Over half of data-driven initiatives are failing
More than half of data-driven initiatives are failing in business, with 27 percent of failures due to a skills shortage according to new research from analytic database company Exasol.
In the public sector, financial services and energy and utilities companies the failure rate rises to more than 60 percent. And in retail and financial services 40 percent blame skills shortages for failures.
The most common initiatives to fail are data consolidation (29 percent), data migration (28 percent) and GDPR (20 percent). Financial services and IT/telecoms organizations are the worst for GDPR failure at 31 percent and 30 percent respectively. Other data-driven projects cited as having failed in enterprise organizations are machine learning and IoT.
The top reasons given for failure are data security issues (29 percent), poor data quality (28 percent), lack of employee skills (27 percent), lack of employee buy-in (25 percent), siloed data (25 percent), not delivering the time and cost savings expected (24 percent), and not being able to collect data in real time (22 percent).

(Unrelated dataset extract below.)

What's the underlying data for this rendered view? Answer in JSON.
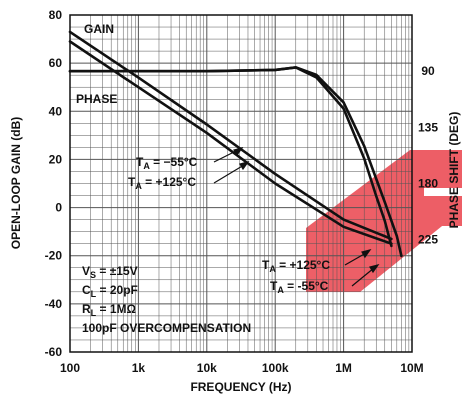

"Businesses want data to work for them, and this is very much behind the rise of data-driven initiatives such as machine learning, where the algorithm takes control," says Sam Sibley, strategic partners and alliances manager at Exasol. "Investment in this area is rising fast, a recent Deloitte survey highlights that 57 percent of businesses are increasing spending in the technology. In general, this technology is no longer seen as a cost, but an opportunity and a revenue driver. However, there is still work to be done to ensure data-driven initiatives succeed and are understood at all levels of the business."